The play is not only full of ideas, it's full of words, and a lot of them are justly familiar. "We are such stuff as dreams are made on,/ and our little life is rounded with a sleep" -- this is from Prospero, the former Duke of Milan. Prospero also says, "Our revels now are ended," and a half-dozen other lines that are continually quoted, alluded to or borrowed today for any context whatsoever. "0 brave new world!" is Miranda's line - and it's the butt of crushing irony. "...That hath such people in it," she concludes. Miranda has just laid eyes for the first time on the shipwrecked courtiers, her father's old enemies. " 'Tis new to thee," he dryly replies. Yet this is the world Prospero is desperate to return to, so desperate he will sacrifice his magical powers to it. "And this rough magic I will abjure," he says, vowing to break his staff, a moment that generations of audiences have understood as the master playwright's own farewell to the heady magic of the theater.
Actor Ed Szydlik, who played the role of Creon in Priscilla Beach's production of Antigone last summer, plays Prospero and gives the production the steady anchor it needs. Szydlik looks and sounds right for the part and maintains a supple command of the language throughout, no easy task. Prospero is a patriarch, a thundergod authority figure with patches of feigned and real irascibility and some striking (and puzzling) sore spots. He comes out on the right side, but to do the role its fullest justice you should be not quite sure be will, a nuance Szydlik's performance is conscious of particularly in a crucial scene with servant spirit Ariel. Ariel tells him" it would move you" to see how distraught the courtiers are from the apt punishment -- consciousness of their sins -- Prospero has conjured for them. Would you forgive them? Prospero asks him. I would, Ariel tells him, were I human. His candor tips the balance in his master's mind, but this play's Ariel, 9-year-old Maximilian Martucelli, doesn't appear aware of how important his contribution is, which is a very good reading for this line. Martucelli is wonderful as a charming sprite, clear and strong in his lines and loaded with stage presence. At 9, he can costume in glitter and cavort about the stage or slip between a villain's sword and his victim, without seeming to try too hard.

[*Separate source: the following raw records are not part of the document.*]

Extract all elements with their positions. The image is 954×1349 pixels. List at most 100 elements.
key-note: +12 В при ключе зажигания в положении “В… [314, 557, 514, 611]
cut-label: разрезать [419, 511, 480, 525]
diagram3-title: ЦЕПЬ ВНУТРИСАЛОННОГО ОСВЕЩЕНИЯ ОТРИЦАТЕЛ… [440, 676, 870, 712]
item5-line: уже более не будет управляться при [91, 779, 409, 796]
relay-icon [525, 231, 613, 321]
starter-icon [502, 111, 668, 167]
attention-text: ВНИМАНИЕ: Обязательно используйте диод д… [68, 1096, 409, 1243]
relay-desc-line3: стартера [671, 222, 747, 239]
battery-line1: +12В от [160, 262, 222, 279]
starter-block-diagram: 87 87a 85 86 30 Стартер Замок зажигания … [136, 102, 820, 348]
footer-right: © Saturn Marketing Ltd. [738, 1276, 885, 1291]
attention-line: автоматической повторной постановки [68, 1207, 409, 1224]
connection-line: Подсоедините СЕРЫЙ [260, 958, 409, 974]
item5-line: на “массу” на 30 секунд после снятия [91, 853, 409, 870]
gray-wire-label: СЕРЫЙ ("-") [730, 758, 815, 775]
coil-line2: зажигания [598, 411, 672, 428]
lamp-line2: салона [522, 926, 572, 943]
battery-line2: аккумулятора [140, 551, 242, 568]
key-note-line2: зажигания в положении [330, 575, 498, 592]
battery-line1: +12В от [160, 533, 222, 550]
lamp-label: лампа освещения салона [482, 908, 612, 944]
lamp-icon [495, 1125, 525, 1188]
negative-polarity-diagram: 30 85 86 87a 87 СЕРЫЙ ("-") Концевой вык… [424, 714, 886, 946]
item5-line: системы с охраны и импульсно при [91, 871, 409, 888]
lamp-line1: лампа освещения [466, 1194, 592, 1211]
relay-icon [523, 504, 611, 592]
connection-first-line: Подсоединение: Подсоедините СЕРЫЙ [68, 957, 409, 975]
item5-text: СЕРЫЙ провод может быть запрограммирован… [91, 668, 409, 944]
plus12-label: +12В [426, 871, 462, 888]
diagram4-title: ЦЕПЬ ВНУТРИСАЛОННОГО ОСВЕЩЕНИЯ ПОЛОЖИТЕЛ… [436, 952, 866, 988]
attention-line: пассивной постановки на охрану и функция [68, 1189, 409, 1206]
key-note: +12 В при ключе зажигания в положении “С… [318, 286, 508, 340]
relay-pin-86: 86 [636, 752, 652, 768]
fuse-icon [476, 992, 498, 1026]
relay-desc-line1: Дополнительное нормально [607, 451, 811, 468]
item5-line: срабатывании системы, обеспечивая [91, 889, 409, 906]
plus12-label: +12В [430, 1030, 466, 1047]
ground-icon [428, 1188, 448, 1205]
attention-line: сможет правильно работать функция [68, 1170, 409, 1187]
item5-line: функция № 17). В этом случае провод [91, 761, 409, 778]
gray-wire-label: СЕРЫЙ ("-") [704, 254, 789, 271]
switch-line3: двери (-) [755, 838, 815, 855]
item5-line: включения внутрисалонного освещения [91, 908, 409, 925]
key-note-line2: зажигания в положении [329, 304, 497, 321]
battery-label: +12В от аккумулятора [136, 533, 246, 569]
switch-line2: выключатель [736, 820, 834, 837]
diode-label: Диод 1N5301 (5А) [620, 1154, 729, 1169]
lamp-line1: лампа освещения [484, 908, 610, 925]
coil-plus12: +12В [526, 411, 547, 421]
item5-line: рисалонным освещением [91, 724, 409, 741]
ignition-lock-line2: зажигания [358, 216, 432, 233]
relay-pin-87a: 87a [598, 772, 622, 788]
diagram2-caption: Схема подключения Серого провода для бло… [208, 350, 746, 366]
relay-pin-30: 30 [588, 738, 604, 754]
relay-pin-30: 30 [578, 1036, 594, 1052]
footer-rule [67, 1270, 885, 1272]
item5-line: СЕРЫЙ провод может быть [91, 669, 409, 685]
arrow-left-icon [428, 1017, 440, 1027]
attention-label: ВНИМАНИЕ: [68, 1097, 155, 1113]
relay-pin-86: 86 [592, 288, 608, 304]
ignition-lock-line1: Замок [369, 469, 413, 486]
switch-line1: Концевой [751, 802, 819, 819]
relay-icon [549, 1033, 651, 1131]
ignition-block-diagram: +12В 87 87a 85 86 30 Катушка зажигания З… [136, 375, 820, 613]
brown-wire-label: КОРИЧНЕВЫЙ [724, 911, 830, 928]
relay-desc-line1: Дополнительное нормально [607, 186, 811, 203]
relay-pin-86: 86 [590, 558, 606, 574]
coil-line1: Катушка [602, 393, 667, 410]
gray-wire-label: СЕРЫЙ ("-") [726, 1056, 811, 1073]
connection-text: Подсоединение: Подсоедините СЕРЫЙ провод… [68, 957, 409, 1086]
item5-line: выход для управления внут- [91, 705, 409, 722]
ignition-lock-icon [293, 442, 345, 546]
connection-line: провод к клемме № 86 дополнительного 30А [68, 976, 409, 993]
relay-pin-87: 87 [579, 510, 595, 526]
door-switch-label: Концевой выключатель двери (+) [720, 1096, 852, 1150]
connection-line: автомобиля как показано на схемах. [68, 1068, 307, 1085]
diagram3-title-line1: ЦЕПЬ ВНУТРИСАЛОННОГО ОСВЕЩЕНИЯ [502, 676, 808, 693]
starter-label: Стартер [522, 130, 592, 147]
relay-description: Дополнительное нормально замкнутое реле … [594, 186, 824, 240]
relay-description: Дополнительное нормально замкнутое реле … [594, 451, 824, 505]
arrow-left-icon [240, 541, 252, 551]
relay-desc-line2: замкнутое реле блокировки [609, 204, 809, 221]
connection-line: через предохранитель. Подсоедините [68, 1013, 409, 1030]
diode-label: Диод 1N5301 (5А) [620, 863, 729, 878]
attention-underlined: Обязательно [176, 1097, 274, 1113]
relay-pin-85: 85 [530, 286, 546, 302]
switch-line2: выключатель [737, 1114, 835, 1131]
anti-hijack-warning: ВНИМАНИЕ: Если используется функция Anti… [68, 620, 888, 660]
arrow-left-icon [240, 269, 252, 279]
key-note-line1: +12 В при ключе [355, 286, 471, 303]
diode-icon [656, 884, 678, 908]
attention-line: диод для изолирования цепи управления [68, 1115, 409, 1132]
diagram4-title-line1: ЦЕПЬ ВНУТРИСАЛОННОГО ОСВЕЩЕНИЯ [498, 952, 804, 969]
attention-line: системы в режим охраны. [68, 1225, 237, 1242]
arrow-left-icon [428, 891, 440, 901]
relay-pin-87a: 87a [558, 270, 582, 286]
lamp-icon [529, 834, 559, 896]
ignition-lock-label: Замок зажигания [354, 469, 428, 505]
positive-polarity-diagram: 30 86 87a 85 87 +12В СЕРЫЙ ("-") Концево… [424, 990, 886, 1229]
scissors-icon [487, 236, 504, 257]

Caliban is one of the Shakespearean characters scholars are most interested in these days. The PC reading sees him as an oppressed colonial, which is a stretch. James Henderson does a marvelous Caliban, picking up right from the text's description of the witch-spawned beast-man's animalistic, deprived and also depraved qualities. His Caliban snorts, growls, cowers, cajoles, leers, threatens, and in the course of his aborted assassination plot with two drunken mariners, has a growth experience. The actor's fine voice and excellent diction show off the famous lines to advantage. "Thou hast taught me speech," Caliban complains, "and my profit on it is I know how to curse," and, "I am all the subjects you have, that first was my own king." Shakespeare lets his morally unattractive characters make a strong case for themselves (as he does, say, with Shylock), but the text still shows them clearly for themselves.
Henderson's physical comedy works well, and Karin Page and Freya Schlegel are very funny and accomplished as the drunken mariners, whom Caliban, under the same ironic wonder that lays low Miranda, mistakes for gods and heroes when the ocean drops them on his island. Jen Pentecost and Page also do a good job with, respectively, the ingenue Miranda and the windy but utopian-minded Gonzalo. Not all the supporting roles are played to that standard, and there are points when you wish the company had given into the difficulties and cut some lines.
Directed by Geronimo Sands, The Tempest plays two more weeks at Priscilla Beach Theatre in Manomet, with performances June 27-28 and July 2,3 and 5, all at 8;30 p.m. Tickets are $10.